Loveparade-Betroffene bekommen weiteren Ansprechpartner Pfarrer als Ombudsmann

Betroffene der Loveparade-Katastrophe von Duisburg haben einen weiteren Ansprechpartner. Die Stadt Duisburg stellte am Freitag den evangelischen Pfarrer Jürgen Widera als Ombudsmann vor.

 Widera werde als unabhängige Vertrauensperson künftig ehrenamtlich die Interessen von Betroffenen bei Konflikten etwa mit Behörden und Versicherungen vertreten, teilte die Stadt mit. Er wolle helfen, "dass weiter vorhandene Wunden vernarben", sagte Widera.

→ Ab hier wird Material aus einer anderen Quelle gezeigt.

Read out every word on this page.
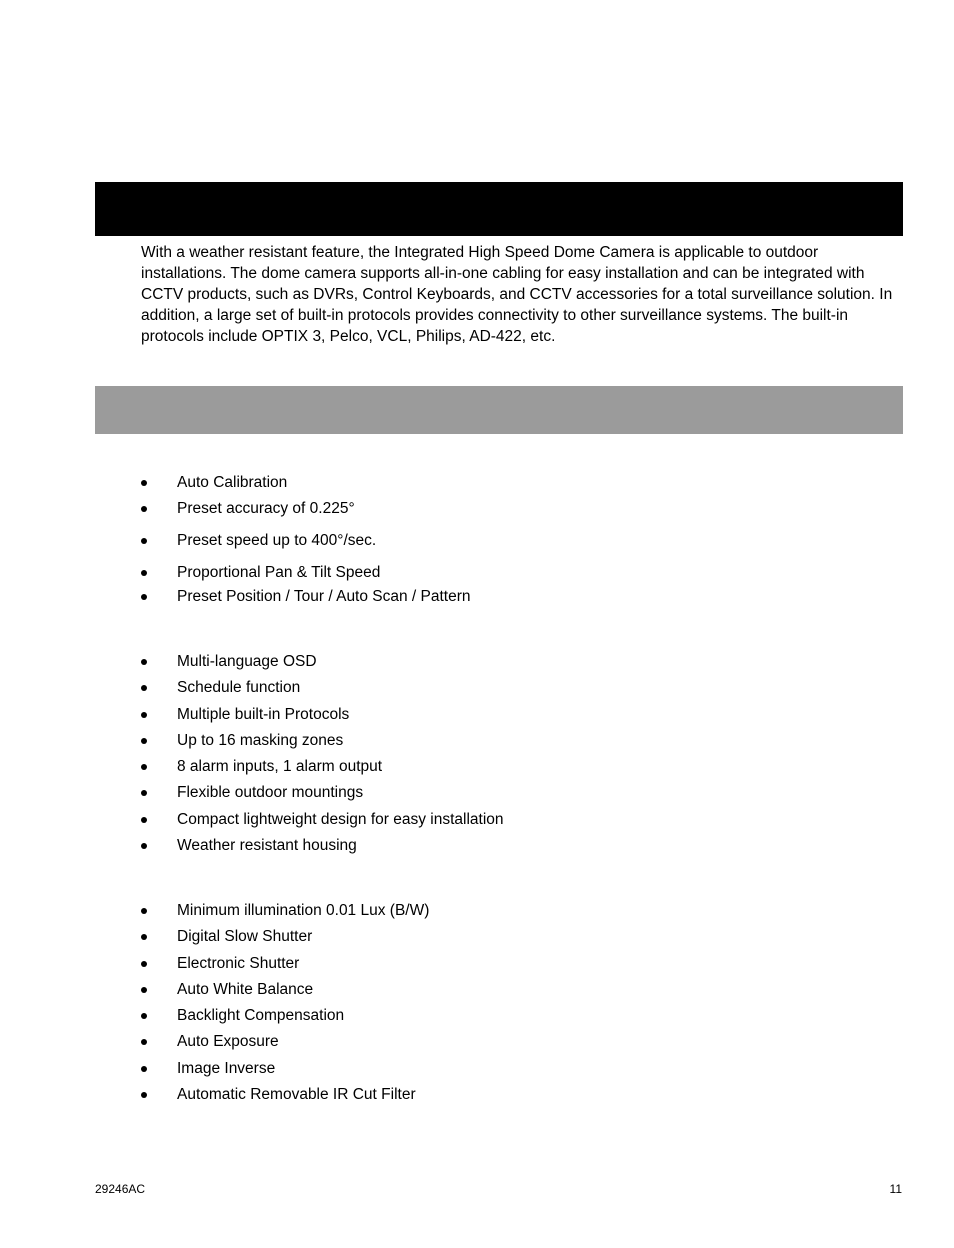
With a weather resistant feature, the Integrated High Speed Dome Camera is applicable to outdoor installations. The dome camera supports all-in-one cabling for easy installation and can be integrated with CCTV products, such as DVRs, Control Keyboards, and CCTV accessories for a total surveillance solution. In addition, a large set of built-in protocols provides connectivity to other surveillance systems. The built-in protocols include OPTIX 3, Pelco, VCL, Philips, AD-422, etc.

Auto Calibration
Preset accuracy of 0.225°
Preset speed up to 400°/sec.
Proportional Pan & Tilt Speed
Preset Position / Tour / Auto Scan / Pattern
Multi-language OSD
Schedule function
Multiple built-in Protocols
Up to 16 masking zones
8 alarm inputs, 1 alarm output
Flexible outdoor mountings
Compact lightweight design for easy installation
Weather resistant housing
Minimum illumination 0.01 Lux (B/W)
Digital Slow Shutter
Electronic Shutter
Auto White Balance
Backlight Compensation
Auto Exposure
Image Inverse
Automatic Removable IR Cut Filter
29246AC	11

Mehr als zweieinhalb Jahre nach dem Unglück kämpfen viele Opfer und Hinterbliebene noch immer mit den Folgen der Katastrophe. Bei einer Massenpanik auf dem Technofestival am 24. Juli 2010 waren 21 Menschen ums Leben gekommen. Mehr als 500 wurden verletzt.

Widera betonte, dass er zwar von der Stadt beauftragt sei, aber "ganz klar auf der Seite der Betroffenen" stehe. Widera ist ehrenamtlicher Ombudsmann. Der 58-Jährige leitet den Kirchlichen Dienst in der Arbeitswelt (KDA) in der Region Duisburg-Niederrhein, eine Einrichtung der Evangelischen Kirche.

Wunsch der Betroffenen

Oberbürgermeister Sören Link (SPD) sagte, dass sich viele Opfer und Angehörige "sehr deutlich" von ihm einen Ombudsmann gewünscht hätten. "Jürgen Widera war im vergangenen Jahr einer ihrer Vorschläge." Für ihn persönlich ändere sich nichts, sagte Link. «Ich bleibe in engem Kontakt mit den Familien.»

Ombudsmann der Landesregierung für die für die Hinterbliebenen und Verletzten ist nach wie vor der ehemalige Staatssekretär Wolfgang Riotte, wie die Bezirksregierung Düsseldorf auf Anfrage erklärte.